Thailand's military deployed troops on the streets of Bangkok on Tuesday to keep order after a day of battles between police and anti-government protesters in which two people died and more than 380 were injured. One man was killed by a car bomb near parliament, police said, where protesters waging a four-month campaign to unseat the government battled riot police in clouds of teargas.
Army commander Anupong Paochinda said police asked for help and he denied rumours of a coup, two years after the military ousted Prime Minister Thaksin Shinawatra in a bloodless putsch. "People should not panic. Soldiers will not launch a coup since it will not be good for the country," he told reporters. The clashes began after dawn when police forced a path through 5,000 members of the People's Alliance for Democracy (PAD) blockading parliament to disrupt the opening session.
By nightfall, 381 people were injured, 48 seriously, and one woman had died, health officials said, after the worst street violence since the army and pro-democracy activists fought in 1992. Two policemen were shot and another stabbed during the unrest, which occurred mainly in Bangkok's administrative zone and did not spill into tourist areas.
Deputy Prime Minister Chavalit Yongchaiyudh, the government's chief negotiator with the PAD, resigned after he said police failed to exercise the restraint he had requested. "Since this action did not achieve what I planned, I want to show my responsibility for this operation," he said.
As soldiers moved into the protest areas, the PAD, an extra-parliamentary coalition of businessmen, academics and activists, pulled back to the Government House compound it has occupied since late August. The group accuses new Prime Minister Somchai Wongsawat of being a puppet for Thaksin, his brother-in-law, and vowed to keep campaigning until he dissolved parliament. The PAD argues that Thai democracy has been undermined by billionaire Thaksin, who skipped bail in August and fled to Britain to escape corruption charges, and his allies.
Thaksin had easily won the last three elections, and has called for "new politics" that would include a proportion of appointed MPs. "Overthrow the Thaksin regime. Together we win or lose. We will know it today. We won't give up," PAD leader Anchalee Paireerak said.
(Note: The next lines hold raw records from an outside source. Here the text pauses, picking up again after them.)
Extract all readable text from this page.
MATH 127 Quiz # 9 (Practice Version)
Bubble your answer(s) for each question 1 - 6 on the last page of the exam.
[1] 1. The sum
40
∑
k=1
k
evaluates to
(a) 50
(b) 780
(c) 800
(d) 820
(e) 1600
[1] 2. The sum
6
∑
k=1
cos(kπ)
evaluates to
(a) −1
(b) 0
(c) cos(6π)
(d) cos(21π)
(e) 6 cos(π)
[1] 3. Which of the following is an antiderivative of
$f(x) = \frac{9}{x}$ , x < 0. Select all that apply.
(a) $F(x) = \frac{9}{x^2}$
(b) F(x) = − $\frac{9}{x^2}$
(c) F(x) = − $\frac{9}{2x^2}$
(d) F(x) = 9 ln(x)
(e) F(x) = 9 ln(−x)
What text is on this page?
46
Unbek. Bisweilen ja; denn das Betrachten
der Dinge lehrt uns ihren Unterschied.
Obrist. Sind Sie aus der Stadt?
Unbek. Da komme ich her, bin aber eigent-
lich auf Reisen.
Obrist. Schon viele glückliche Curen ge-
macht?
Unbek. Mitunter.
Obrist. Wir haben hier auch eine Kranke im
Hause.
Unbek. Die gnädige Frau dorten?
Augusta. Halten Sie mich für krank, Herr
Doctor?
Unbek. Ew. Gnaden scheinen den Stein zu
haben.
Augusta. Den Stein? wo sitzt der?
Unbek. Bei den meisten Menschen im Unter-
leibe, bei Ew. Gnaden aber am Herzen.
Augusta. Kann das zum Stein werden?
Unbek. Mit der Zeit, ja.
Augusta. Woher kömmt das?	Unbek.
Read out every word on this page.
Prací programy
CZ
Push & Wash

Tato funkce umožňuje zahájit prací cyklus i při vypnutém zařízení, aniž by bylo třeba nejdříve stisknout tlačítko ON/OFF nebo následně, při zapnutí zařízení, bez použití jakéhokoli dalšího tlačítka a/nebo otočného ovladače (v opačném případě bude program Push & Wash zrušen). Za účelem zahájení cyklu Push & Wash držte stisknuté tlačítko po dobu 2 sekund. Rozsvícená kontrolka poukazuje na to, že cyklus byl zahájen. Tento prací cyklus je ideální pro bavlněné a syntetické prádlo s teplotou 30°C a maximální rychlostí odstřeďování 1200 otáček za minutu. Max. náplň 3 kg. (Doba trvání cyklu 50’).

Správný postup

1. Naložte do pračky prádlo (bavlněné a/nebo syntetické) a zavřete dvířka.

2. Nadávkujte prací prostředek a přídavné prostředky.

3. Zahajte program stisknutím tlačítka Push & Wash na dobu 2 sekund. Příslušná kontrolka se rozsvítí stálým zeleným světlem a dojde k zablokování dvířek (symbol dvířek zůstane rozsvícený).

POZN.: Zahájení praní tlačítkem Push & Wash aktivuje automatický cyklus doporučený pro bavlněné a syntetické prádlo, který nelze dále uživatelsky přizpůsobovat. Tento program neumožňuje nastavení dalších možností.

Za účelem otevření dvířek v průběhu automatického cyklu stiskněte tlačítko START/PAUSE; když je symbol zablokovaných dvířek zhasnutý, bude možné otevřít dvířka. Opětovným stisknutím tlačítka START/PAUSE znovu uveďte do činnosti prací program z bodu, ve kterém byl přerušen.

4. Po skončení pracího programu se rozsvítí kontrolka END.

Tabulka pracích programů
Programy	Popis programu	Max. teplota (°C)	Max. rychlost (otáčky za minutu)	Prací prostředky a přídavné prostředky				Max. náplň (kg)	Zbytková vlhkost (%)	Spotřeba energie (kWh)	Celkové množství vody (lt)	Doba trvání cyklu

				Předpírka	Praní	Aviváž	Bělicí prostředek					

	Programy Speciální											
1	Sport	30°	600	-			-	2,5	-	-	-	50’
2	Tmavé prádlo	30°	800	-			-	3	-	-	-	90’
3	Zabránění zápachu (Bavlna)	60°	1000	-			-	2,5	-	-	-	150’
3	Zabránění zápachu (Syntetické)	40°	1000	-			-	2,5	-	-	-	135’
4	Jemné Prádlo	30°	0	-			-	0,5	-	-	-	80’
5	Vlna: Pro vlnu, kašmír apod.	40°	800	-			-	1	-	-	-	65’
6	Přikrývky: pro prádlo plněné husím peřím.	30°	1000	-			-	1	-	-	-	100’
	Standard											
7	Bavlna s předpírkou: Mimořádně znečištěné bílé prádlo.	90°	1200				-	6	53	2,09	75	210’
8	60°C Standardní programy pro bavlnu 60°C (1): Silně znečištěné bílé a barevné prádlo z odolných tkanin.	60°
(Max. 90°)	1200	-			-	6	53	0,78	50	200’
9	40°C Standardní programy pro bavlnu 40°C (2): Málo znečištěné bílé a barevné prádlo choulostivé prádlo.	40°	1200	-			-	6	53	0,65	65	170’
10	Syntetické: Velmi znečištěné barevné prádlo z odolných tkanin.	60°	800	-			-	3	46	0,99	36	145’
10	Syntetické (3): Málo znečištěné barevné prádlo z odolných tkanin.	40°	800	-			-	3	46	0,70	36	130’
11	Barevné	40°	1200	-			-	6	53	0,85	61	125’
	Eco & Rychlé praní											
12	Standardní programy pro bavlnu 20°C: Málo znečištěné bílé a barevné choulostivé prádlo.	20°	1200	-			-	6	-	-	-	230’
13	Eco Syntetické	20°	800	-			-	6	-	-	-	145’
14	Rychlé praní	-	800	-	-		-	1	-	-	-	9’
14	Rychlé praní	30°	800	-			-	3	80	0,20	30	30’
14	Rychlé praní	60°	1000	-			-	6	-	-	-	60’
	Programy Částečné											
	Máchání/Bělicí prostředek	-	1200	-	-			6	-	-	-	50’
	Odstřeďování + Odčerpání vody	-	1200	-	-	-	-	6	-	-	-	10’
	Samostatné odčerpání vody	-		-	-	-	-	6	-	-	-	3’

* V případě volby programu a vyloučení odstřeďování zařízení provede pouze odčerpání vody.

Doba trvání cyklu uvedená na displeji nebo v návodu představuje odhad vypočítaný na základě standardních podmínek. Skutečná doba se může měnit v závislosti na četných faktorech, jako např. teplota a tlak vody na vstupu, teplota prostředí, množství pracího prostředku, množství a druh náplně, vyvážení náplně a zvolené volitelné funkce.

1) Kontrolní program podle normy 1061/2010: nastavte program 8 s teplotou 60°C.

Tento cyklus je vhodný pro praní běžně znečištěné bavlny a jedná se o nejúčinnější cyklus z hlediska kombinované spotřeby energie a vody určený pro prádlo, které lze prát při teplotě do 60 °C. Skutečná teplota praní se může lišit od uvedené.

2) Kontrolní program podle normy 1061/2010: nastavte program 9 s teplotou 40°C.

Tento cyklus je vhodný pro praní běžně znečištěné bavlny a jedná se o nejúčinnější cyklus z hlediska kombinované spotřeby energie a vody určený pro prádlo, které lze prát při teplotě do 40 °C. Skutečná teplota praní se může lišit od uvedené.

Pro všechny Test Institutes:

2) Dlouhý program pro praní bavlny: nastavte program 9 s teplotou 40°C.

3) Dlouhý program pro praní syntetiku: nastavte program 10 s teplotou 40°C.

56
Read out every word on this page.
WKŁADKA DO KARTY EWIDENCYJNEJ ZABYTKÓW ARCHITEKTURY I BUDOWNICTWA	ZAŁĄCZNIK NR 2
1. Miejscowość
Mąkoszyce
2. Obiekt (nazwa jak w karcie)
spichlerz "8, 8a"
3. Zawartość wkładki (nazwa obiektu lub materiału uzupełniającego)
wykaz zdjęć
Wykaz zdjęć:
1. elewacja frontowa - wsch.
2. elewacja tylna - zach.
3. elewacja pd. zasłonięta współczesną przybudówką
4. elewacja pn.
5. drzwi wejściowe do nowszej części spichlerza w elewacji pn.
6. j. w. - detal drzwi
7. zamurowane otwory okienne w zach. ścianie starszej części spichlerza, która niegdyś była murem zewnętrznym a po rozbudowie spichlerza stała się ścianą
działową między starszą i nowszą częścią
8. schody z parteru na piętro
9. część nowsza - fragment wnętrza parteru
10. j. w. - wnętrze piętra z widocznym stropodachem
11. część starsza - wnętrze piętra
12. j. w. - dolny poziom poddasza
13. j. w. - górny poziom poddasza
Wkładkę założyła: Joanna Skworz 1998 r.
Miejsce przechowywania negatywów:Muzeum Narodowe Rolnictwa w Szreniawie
Ramkhamhaeng University analyst Boonyakiat Karavekphan said the PAD did not have enough support from the military or general public to deliver a knockout blow to the government. "If Anupong was on its side, the PAD would have won by now," he told Reuters, referring to the army commander.
CRISIS DEEPENS: The unrest has hurt investor confidence and distracted policymakers when they should be focused on slowing economic growth and fallout from the global credit crisis, analysts say. Citing the protests, traders said the baht currency fell against the dollar and the stock market tumbled, although in both cases the credit crisis was also a major factor. The baht was at 34.51 per dollar, down from 34.38 on Monday. Stocks fell 4.2 percent to a five-year low, failing to get a lift like some other Asian bourses from a big Australian rate cut.
Somchai has sought a dialogue with the PAD but there seems little prospect of a compromise to end the political stalemate. In his speech to parliament, Somchai called for national reconciliation to end a three-year crisis pitting Thaksin and his rural base against the royalist and military establishment believed to be backing the PAD.
"This government is determined to tackle economic problems and to listen to all sides to find a solution to end the crisis," said Somchai, who was forced to leave by helicopter after protesters surrounded the parliament grounds. Protests last month triggered a two-week state of emergency in Bangkok after one man was killed. But the army refused to enforce the decree and it was withdrawn after hurting tourism, a major source of income for the Asian nation. Somchai said he was not considering another decree.